The Unemployment Compensation Board of Review's brief concedes that the double blow to Mr. Dixon, a husband and father, of loss of job and denial of unemployment compensation, is harsh. We do not agree with its further conclusion that it is, in this case, necessary. In Secretary of Revenue v. John's Vending Corporation, 453 Pa. 488, 309 A.2d 358 (1973), our Supreme Court construed a statute authorizing the denial of a cigarette dealer's license to a corporation, an officer of which had been convicted of a crime of moral turpitude, as not disqualifying to a corporation whose president had been convicted of such a crime long before the application for the license. Mr. Justice NIX wrote the following paragraphs which are wholly pertinent to this case:
"In order to avoid an absurd and harsh result, a court may look beyond the strict letter of the law to interpret a statute according to its reason and spirit and accomplish the object intended by the Legislature. See, United States v. Bowman, 358 F.2d 421 (3d Cir. 1966); Swartley v. Harris, 351 Pa. 116, 40 A.2d 409 (1945); Pocono Manor Association v. Allen, 337 Pa. 442, 12 A.2d 32 (1940). To interpret Section 403(2) as a blanket prohibition barring anyone who has been convicted of a crime of moral turpitude without regard to the remoteness of those convictions or the individual's subsequent performance would be unreasonable. We cannot assume that the legislature intended such an absurd and harsh result. See, Appeal of Gagliardi, 401 Pa. 141, 163 A.2d 418 (1960).

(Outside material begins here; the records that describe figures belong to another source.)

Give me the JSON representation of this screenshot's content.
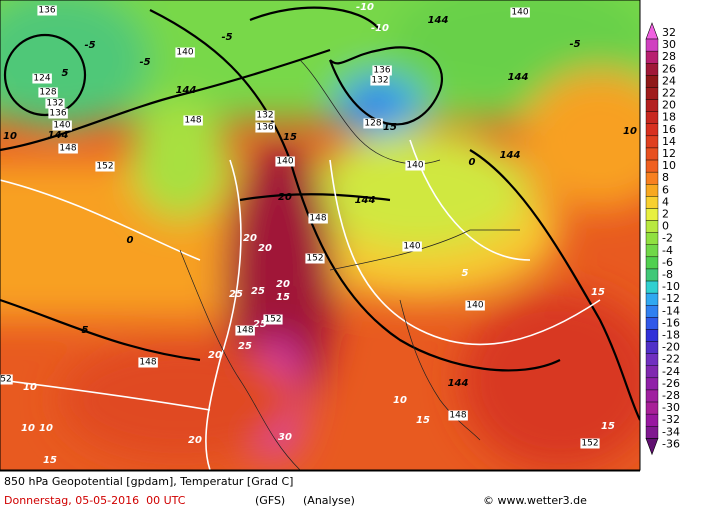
{
  "map": {
    "contour_labels": [
      136,
      -10,
      144,
      140,
      -10,
      -5,
      140,
      -5,
      -5,
      124,
      5,
      128,
      132,
      136,
      140,
      144,
      148,
      10,
      144,
      148,
      132,
      136,
      15,
      136,
      132,
      128,
      15,
      144,
      -5,
      10,
      144,
      0,
      140,
      152,
      140,
      20,
      144,
      148,
      0,
      20,
      20,
      152,
      140,
      5,
      20,
      25,
      25,
      15,
      140,
      15,
      5,
      152,
      25,
      148,
      25,
      20,
      148,
      144,
      10,
      10,
      15,
      148,
      10,
      10,
      20,
      30,
      152,
      15,
      15,
      52
    ]
  },
  "colorbar": {
    "ticks": [
      32,
      30,
      28,
      26,
      24,
      22,
      20,
      18,
      16,
      14,
      12,
      10,
      8,
      6,
      4,
      2,
      0,
      -2,
      -4,
      -6,
      -8,
      -10,
      -12,
      -14,
      -16,
      -18,
      -20,
      -22,
      -24,
      -26,
      -28,
      -30,
      -32,
      -34,
      -36
    ],
    "colors": [
      "#f060e0",
      "#d040c0",
      "#b82070",
      "#a01838",
      "#901818",
      "#a01c1c",
      "#b42020",
      "#c82820",
      "#d83020",
      "#e04020",
      "#e85020",
      "#f06020",
      "#f88020",
      "#f8a820",
      "#f8d030",
      "#e8f040",
      "#b8e840",
      "#90e040",
      "#70d848",
      "#50d050",
      "#40c878",
      "#30d0d0",
      "#30a8f0",
      "#3080f0",
      "#3058e8",
      "#3030d8",
      "#5030c8",
      "#7030c0",
      "#8028b0",
      "#9020a8",
      "#a020a0",
      "#a82098",
      "#9818a0",
      "#801890",
      "#601070"
    ]
  },
  "footer": {
    "title": "850 hPa Geopotential [gpdam], Temperatur [Grad C]",
    "date": "Donnerstag, 05-05-2016  00 UTC",
    "model": "(GFS)",
    "run": "(Analyse)",
    "credit": "© www.wetter3.de"
  }
}
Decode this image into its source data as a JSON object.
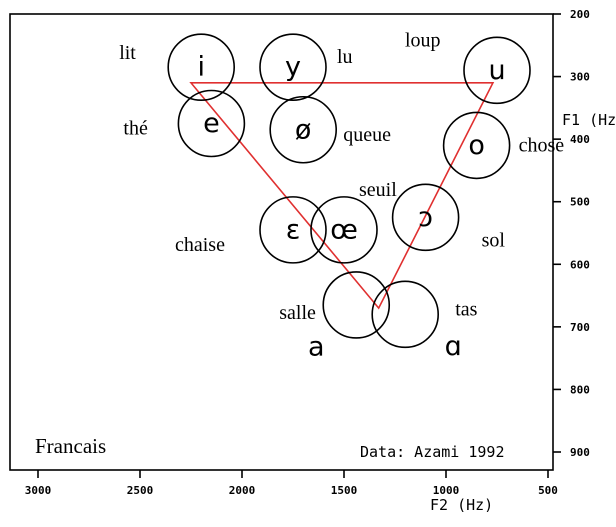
{
  "chart_data": {
    "type": "scatter",
    "title": "Francais",
    "annotation": "Data: Azami 1992",
    "xlabel": "F2 (Hz)",
    "ylabel": "F1 (Hz)",
    "xlim": [
      3000,
      500
    ],
    "ylim": [
      200,
      900
    ],
    "x_ticks": [
      "3000",
      "2500",
      "2000",
      "1500",
      "1000",
      "500"
    ],
    "y_ticks": [
      "200",
      "300",
      "400",
      "500",
      "600",
      "700",
      "800",
      "900"
    ],
    "grid": false,
    "vowels": [
      {
        "symbol": "i",
        "word": "lit",
        "f2": 2200,
        "f1": 285
      },
      {
        "symbol": "y",
        "word": "lu",
        "f2": 1750,
        "f1": 285
      },
      {
        "symbol": "u",
        "word": "loup",
        "f2": 750,
        "f1": 290
      },
      {
        "symbol": "e",
        "word": "thé",
        "f2": 2150,
        "f1": 375
      },
      {
        "symbol": "ø",
        "word": "queue",
        "f2": 1700,
        "f1": 385
      },
      {
        "symbol": "o",
        "word": "chose",
        "f2": 850,
        "f1": 410
      },
      {
        "symbol": "ε",
        "word": "chaise",
        "f2": 1750,
        "f1": 545
      },
      {
        "symbol": "œ",
        "word": "seuil",
        "f2": 1500,
        "f1": 545
      },
      {
        "symbol": "ɔ",
        "word": "sol",
        "f2": 1100,
        "f1": 525
      },
      {
        "symbol": "a",
        "word": "salle",
        "f2": 1440,
        "f1": 665
      },
      {
        "symbol": "ɑ",
        "word": "tas",
        "f2": 1200,
        "f1": 680
      }
    ],
    "triangle": [
      {
        "f2": 2250,
        "f1": 310
      },
      {
        "f2": 770,
        "f1": 310
      },
      {
        "f2": 1330,
        "f1": 670
      }
    ],
    "colors": {
      "triangle": "#e03030",
      "marks": "#000000"
    }
  }
}
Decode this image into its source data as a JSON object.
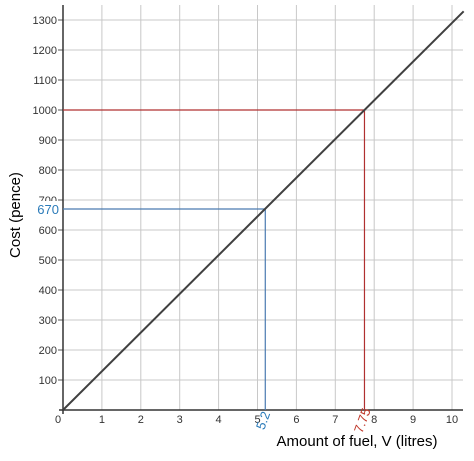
{
  "chart_data": {
    "type": "line",
    "xlabel": "Amount of fuel, V (litres)",
    "ylabel": "Cost (pence)",
    "xlim": [
      0,
      10.3
    ],
    "ylim": [
      0,
      1340
    ],
    "x_ticks": [
      {
        "value": 0,
        "label": "0"
      },
      {
        "value": 1,
        "label": "1"
      },
      {
        "value": 2,
        "label": "2"
      },
      {
        "value": 3,
        "label": "3"
      },
      {
        "value": 4,
        "label": "4"
      },
      {
        "value": 5,
        "label": "5"
      },
      {
        "value": 6,
        "label": "6"
      },
      {
        "value": 7,
        "label": "7"
      },
      {
        "value": 8,
        "label": "8"
      },
      {
        "value": 9,
        "label": "9"
      },
      {
        "value": 10,
        "label": "10"
      }
    ],
    "y_ticks": [
      {
        "value": 100,
        "label": "100"
      },
      {
        "value": 200,
        "label": "200"
      },
      {
        "value": 300,
        "label": "300"
      },
      {
        "value": 400,
        "label": "400"
      },
      {
        "value": 500,
        "label": "500"
      },
      {
        "value": 600,
        "label": "600"
      },
      {
        "value": 700,
        "label": "700"
      },
      {
        "value": 800,
        "label": "800"
      },
      {
        "value": 900,
        "label": "900"
      },
      {
        "value": 1000,
        "label": "1000"
      },
      {
        "value": 1100,
        "label": "1100"
      },
      {
        "value": 1200,
        "label": "1200"
      },
      {
        "value": 1300,
        "label": "1300"
      }
    ],
    "grid": true,
    "series": [
      {
        "color": "#404040",
        "x": [
          0,
          10.3
        ],
        "y": [
          0,
          1329
        ]
      }
    ],
    "annotations": [
      {
        "x": 5.2,
        "y": 670,
        "color": "#4a7bb0",
        "x_label": "5.2",
        "y_label": "670",
        "label_color": "#2b7bb9"
      },
      {
        "x": 7.75,
        "y": 1000,
        "color": "#b03030",
        "x_label": "7.75",
        "y_label": "",
        "label_color": "#c0392b"
      }
    ]
  }
}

"We are also mindful that such a result runs afoul of the deeply ingrained public policy of this State to avoid unwarranted stigmatization of and unreasonable restrictions upon former offenders. This State in recent years has been unalterably committed to rehabilitation of those persons who have been convicted of criminal offenses. To forever foreclose a permissible means of gainful employment because of an improvident act in the distant past completely loses sight of any concept of forgiveness for prior errant behavior and adds yet another stumbling block along the difficult road of rehabilitation." 453 Pa. at 494-95, 309 A.2d at 362.
Interpreting the Unemployment Compensation Law in accordance with its reason and spirit, we are unable to conclude that the Legislature intended a working man to be denied unemployment compensation benefits in the circumstances of this case.
ORDER
AND NOW, this 25th day of October, 1976, the Order of the Unemployment Compensation Board of Review is hereby reversed. It is Ordered that benefits be paid to the claimant, Frazier Dixon, for the compensable period beginning with the week ending July 20, 1974.
President Judge BOWMAN and Judge WILKINSON dissent.